Dell, Acer and Asus have all unveiled various PC models at Computex in Taiwan this week. In a midst of a PC market crash, the computer manufacturers have taken a leap of faith and revealed new designs the safety net being of course the hybrid tablet devices.
Dell announced its XPS 11 model, a 2-in-1 convertible Ultrabook. This hybrid device has a 360 degreed rotation design in order to hide away the keyboard and flip into a tablet device. At 14.9mm and 2.5 pounds this product could be utilised within an BYOD environment, which has seen many of these types of devices in recent months.
Additionally, Dell launched an OptiPlex 9020 and All-in-One machine. This commercial desktop will be available in four different form factors, an all-in-one computer, as well as three different sized towers, all powered by Intel Core i7 processors.
Dell also launched a 4th-gen Intel business laptop, including swappable batteries. The Latitude E6540 will feature comprehensive file-level encryption, advanced authentication and malware protection.

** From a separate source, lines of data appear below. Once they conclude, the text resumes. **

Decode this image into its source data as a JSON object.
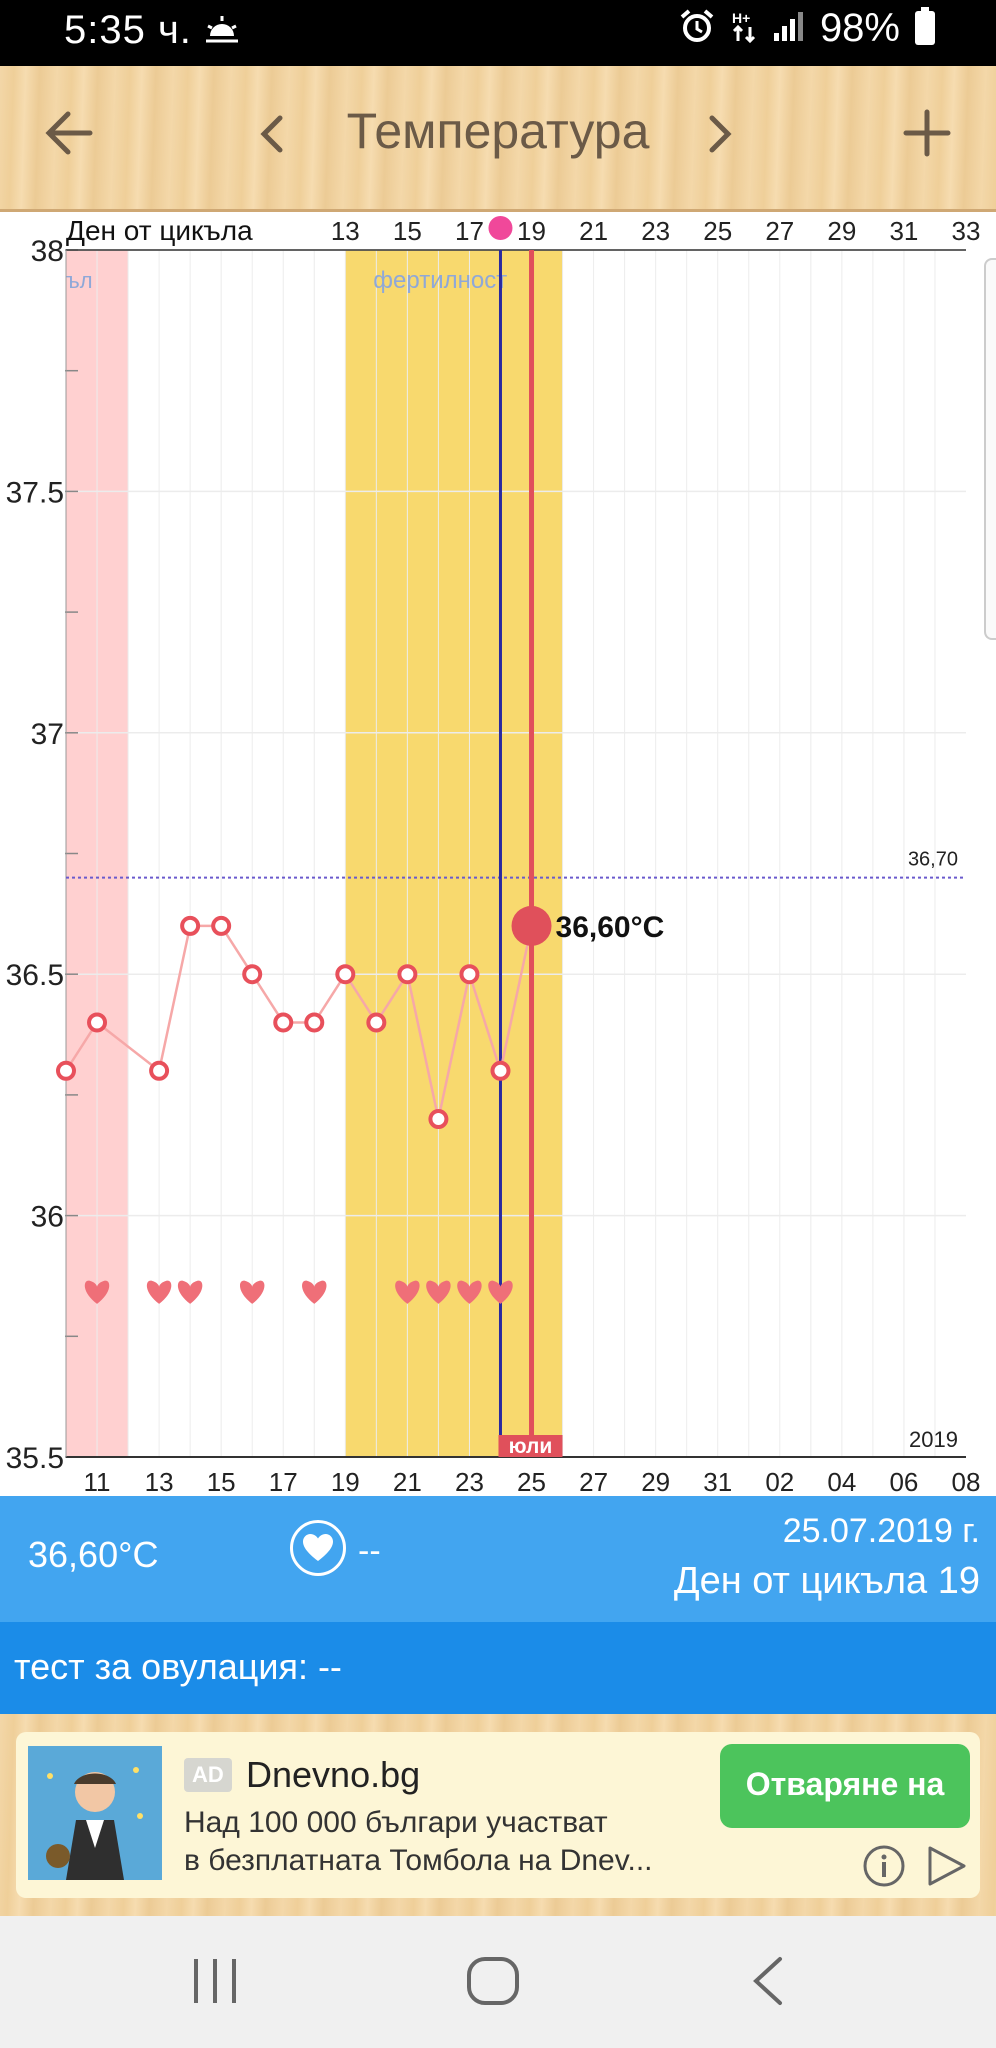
{
  "status_bar": {
    "time": "5:35 ч.",
    "battery": "98%"
  },
  "header": {
    "title": "Температура"
  },
  "chart_data": {
    "type": "line",
    "top_axis_label": "Ден от цикъла",
    "cycle_day_ticks": [
      "13",
      "15",
      "17",
      "19",
      "21",
      "23",
      "25",
      "27",
      "29",
      "31",
      "33"
    ],
    "date_ticks": [
      "11",
      "13",
      "15",
      "17",
      "19",
      "21",
      "23",
      "25",
      "27",
      "29",
      "31",
      "02",
      "04",
      "06",
      "08"
    ],
    "y_ticks": [
      "38",
      "37.5",
      "37",
      "36.5",
      "36",
      "35.5"
    ],
    "ylim": [
      35.5,
      38
    ],
    "x_domain": [
      10,
      39
    ],
    "year_label": "2019",
    "month_label": "юли",
    "period_label": "ъл",
    "fertility_label": "фертилност",
    "coverline_label": "36,70",
    "coverline_value": 36.7,
    "selected_label": "36,60°C",
    "selected_day": 25,
    "selected_value": 36.6,
    "current_marker_day": 24,
    "period_range": [
      10,
      12
    ],
    "fertility_range": [
      19,
      26
    ],
    "temperature_series": {
      "x": [
        10,
        11,
        13,
        14,
        15,
        16,
        17,
        18,
        19,
        20,
        21,
        22,
        23,
        24,
        25
      ],
      "values": [
        36.3,
        36.4,
        36.3,
        36.6,
        36.6,
        36.5,
        36.4,
        36.4,
        36.5,
        36.4,
        36.5,
        36.2,
        36.5,
        36.3,
        36.6
      ]
    },
    "intercourse_days": [
      11,
      13,
      14,
      16,
      18,
      21,
      22,
      23,
      24
    ]
  },
  "info_bar": {
    "temperature": "36,60°C",
    "intercourse": "--",
    "date": "25.07.2019 г.",
    "cycle_day": "Ден от цикъла 19"
  },
  "ovulation_test": {
    "label": "тест за овулация: --"
  },
  "ad": {
    "badge": "AD",
    "title": "Dnevno.bg",
    "description_line1": "Над 100 000 българи участват",
    "description_line2": "в безплатната Томбола на Dnev...",
    "button": "Отваряне на"
  },
  "colors": {
    "period": "#ffd0d0",
    "fertility": "#f8d96e",
    "temperature_line": "#f6a8a8",
    "point": "#e8505b",
    "info_bar": "#42a5f0",
    "ovulation_bar": "#1b8ce8",
    "ad_button": "#4cc45c"
  }
}
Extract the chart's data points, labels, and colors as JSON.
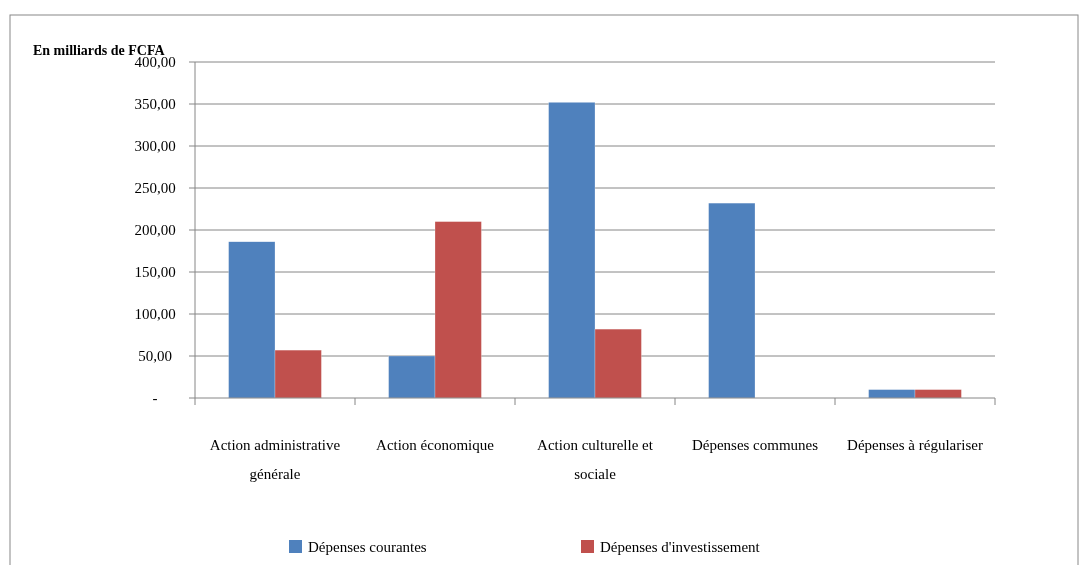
{
  "chart_data": {
    "type": "bar",
    "ylabel": "En milliards de FCFA",
    "categories": [
      "Action administrative générale",
      "Action économique",
      "Action culturelle et sociale",
      "Dépenses communes",
      "Dépenses à régulariser"
    ],
    "series": [
      {
        "name": "Dépenses courantes",
        "color": "#4f81bd",
        "values": [
          186,
          50,
          352,
          232,
          10
        ]
      },
      {
        "name": "Dépenses d'investissement",
        "color": "#c0504d",
        "values": [
          57,
          210,
          82,
          0,
          10
        ]
      }
    ],
    "ylim": [
      0,
      400
    ],
    "yticks": [
      {
        "value": 0,
        "label": "-"
      },
      {
        "value": 50,
        "label": "50,00"
      },
      {
        "value": 100,
        "label": "100,00"
      },
      {
        "value": 150,
        "label": "150,00"
      },
      {
        "value": 200,
        "label": "200,00"
      },
      {
        "value": 250,
        "label": "250,00"
      },
      {
        "value": 300,
        "label": "300,00"
      },
      {
        "value": 350,
        "label": "350,00"
      },
      {
        "value": 400,
        "label": "400,00"
      }
    ],
    "grid": "y",
    "legend": "bottom"
  }
}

The XPS 12, OptiPlex 9020 desktop, and Latitude E6540 will be available in the coming weeks.
Additionally, the computer manufacturer added two printers to its portfolio of peripherals. The B1165nfw and B1265dfw claim to provide affordable printing options, wireless networking capabilities and document management software. The two printers will have the ability to print, scan, copy and fax within the single device.
Acer announced its new Iconia tablet, the Iconia W3, which claims to be the first 8.1-inch tablet running Windows 8. The company believes that this is the "optimum size for productivity and entertainment, while comfortable enough to sit in one hand". It will be available pre-installed with Microsoft Office Home & Student 2013.
The company also launched a "phablet" device - the 5.7-inch 1280x720 screen Liquid S1. It offers an option to insert two SIM cards, and runs Android Jelly Bean and a 1.5 GHz processor. Additionally, it has a few functionalities to boost productivity: The Acer Float User Interface, which allows several apps to stay open at the same time so users can multitask; the Auto Profile which supports predefined network settings, which will adjust settings such as brightness, volume and connectivity as users visit frequent locations.
Acer also launched its flagship ultrabook, the 13.3-inch Aspire S7. The ultrabook boosts a longer-lasting battery for "all day computing" as well as a updated cooling fan which makes less noise. It also offers wireless display technology for sharing on a big screen wirelessly. Like its previous model, it will include a 10-point WQHD display with 2,560 x 1,440 resolution taking full advantage of the touch capabilities of Windows 8.
Probably, most interesting from all the launches at Computex, was the Transformer Book Trio from Asus. This 11.6-inch clamshell tablet with a detachable display, consists of two operating systems. It can switch between Windows 8 notebook, Android tablet and Windows 8 desktop PC.
The Transformer series has been a success of Asus in the consumer space in recent years, the ability to switch between app stores, synch data and apparently "continue to surf a webpage when moving from notebook to tablet, could be a game changer for the device in the business space also.
The PC station dock has its own 4th generation Intel® Core™ i7 processor, keyboard and 750GB hard drive and it can also be hooked up to a monitor to be used as a desktop PC. Additionally the screen can be removed from the station dock to be used on the go as a tablet with a 2.0 GHz Intel processor , 64GB and full HD display- taking the meaning of "hybrid" one step further.
Intel also had a presence at Computex, revealing a 22nm low-power, Atom system on a chip design, which it claimed would offer faster graphics and twice the CPU performance of the current generation. According to Intel, the new chip would power Android and Windows 8.1 devices for up to eight hours.